Quantitative MRI in Multiple Sclerosis Patients with Hypertension
Justin Abbatemarco1, Kunio Nakamura3, Scott Husak2, Daniel Ontaneda1, Robert Bermel1, Devon Conway1
1Mellen Center, 2Quantitative Health Sciences, Cleveland Clinic, 3Biomedical Engineering, Cleveland Clinic Lerner Research Institute
Objective:
To examine the impact of hypertension on quantitative magnetic resonance imaging (MRI) measures in multiple sclerosis (MS).
Background:
Cardiovascular comorbidities, including hypertension, are common in MS and are associated with worse outcomes.
Design/Methods:
We conducted a cross-sectional analysis of all patients who underwent quantitative MRI at our center from June 2015 - August 2019. Brain MRIs were quantitatively analyzed via a fully-automated method to calculate T2 lesion volume (T2LV), brain parenchymal fraction (BPF), and spinal cord area (SCA). Our electronic medical record (Epic) was queried to determine the number of hypertension diagnosis codes entered for each patient. Those with ≥2 entries were considered to have hypertension. Univariable and multivariable linear regression models were used to determine the relationship between hypertension and quantitative MRI metrics.
Results:
We identified 918 patients who underwent quantitative MRI, of whom 126 had hypertension. The average age among hypertensives was 52.2 years with average disease duration of 17.2 years. Those without hypertension had an average age and disease duration of 45.1 years and 13.3 years respectively.
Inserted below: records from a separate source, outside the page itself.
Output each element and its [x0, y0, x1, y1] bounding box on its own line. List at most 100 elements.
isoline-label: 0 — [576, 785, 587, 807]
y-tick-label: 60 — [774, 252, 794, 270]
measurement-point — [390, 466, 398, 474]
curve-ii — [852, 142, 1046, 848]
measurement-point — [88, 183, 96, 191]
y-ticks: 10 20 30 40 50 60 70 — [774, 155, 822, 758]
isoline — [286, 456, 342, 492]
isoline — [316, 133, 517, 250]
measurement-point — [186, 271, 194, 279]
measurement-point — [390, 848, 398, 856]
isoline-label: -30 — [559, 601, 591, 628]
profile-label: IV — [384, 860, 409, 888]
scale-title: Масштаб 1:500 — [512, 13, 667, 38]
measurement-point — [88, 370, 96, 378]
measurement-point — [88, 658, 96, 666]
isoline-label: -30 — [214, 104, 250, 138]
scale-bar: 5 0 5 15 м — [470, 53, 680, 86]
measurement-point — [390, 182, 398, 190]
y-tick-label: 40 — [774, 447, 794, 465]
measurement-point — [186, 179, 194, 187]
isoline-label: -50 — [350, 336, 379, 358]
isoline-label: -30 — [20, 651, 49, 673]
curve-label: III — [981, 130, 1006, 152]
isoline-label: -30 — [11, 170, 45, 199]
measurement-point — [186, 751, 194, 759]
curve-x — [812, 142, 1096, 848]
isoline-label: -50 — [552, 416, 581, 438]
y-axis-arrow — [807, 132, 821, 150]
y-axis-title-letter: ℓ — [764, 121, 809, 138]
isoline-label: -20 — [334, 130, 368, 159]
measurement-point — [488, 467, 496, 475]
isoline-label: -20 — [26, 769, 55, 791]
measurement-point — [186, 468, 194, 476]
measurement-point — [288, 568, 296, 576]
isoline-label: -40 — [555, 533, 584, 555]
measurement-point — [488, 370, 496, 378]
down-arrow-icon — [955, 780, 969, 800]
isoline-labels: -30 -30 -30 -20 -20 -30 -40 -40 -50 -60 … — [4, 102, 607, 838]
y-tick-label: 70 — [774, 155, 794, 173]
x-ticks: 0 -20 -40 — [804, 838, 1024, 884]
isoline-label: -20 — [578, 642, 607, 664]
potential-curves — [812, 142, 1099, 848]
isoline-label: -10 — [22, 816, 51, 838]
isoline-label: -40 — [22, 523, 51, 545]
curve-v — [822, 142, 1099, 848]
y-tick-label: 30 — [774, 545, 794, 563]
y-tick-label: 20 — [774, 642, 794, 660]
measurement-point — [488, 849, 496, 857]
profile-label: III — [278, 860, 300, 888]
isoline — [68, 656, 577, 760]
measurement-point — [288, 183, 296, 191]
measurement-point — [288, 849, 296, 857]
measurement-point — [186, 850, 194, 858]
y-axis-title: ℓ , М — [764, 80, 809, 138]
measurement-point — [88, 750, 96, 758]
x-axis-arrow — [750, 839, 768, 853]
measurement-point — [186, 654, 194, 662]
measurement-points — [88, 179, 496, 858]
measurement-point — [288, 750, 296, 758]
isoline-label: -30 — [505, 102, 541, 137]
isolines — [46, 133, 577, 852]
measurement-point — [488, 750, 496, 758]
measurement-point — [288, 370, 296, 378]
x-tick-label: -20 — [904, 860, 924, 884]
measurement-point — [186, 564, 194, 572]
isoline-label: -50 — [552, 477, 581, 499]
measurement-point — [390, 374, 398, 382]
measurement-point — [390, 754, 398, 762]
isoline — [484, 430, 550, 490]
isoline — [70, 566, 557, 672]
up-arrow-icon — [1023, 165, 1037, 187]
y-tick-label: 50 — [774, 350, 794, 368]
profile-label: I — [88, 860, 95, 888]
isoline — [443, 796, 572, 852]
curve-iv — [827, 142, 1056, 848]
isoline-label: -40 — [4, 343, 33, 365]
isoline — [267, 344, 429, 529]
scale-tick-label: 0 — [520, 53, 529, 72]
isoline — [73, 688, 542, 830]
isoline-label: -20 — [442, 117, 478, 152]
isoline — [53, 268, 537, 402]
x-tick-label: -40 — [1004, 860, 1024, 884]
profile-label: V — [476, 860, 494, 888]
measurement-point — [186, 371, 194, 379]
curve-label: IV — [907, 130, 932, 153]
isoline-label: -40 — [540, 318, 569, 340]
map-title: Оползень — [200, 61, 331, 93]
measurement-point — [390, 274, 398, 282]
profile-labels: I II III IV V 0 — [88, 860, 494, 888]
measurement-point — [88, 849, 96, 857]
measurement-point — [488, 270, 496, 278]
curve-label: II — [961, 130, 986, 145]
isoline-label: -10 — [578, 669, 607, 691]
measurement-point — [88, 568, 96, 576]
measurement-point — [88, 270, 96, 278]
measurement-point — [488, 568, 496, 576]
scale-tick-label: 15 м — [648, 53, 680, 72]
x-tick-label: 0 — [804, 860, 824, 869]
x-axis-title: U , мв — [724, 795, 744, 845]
On univariable analysis, patients with hypertension had BPF that was 1.4% lower (p<0.0001), T2LV that was 7.5 mL greater (p<0.0001), and SCA that was 1.8 mm2 less (p=0.05) than those without hypertension. After adjusting for age, hypertension was still significantly associated with T2LV (p=0.0005), but not BPF (p=0.15) or SCA (p=0.4). When adjusting for age, disease duration, MS phenotype, sex, and race, there were no significant associations with hypertension.
Conclusions:
Hypertension was associated with greater T2LV, even after controlling for age, suggesting this comorbidity is an important mediator of disease activity. When adjusting for additional clinical factors, hypertension was not associated with our MRI measures suggesting its effects may be mediated through one of our covariates. Additional analysis is needed to determine if chronic small vessel disease contributes to higher T2LV in hypertensive patients.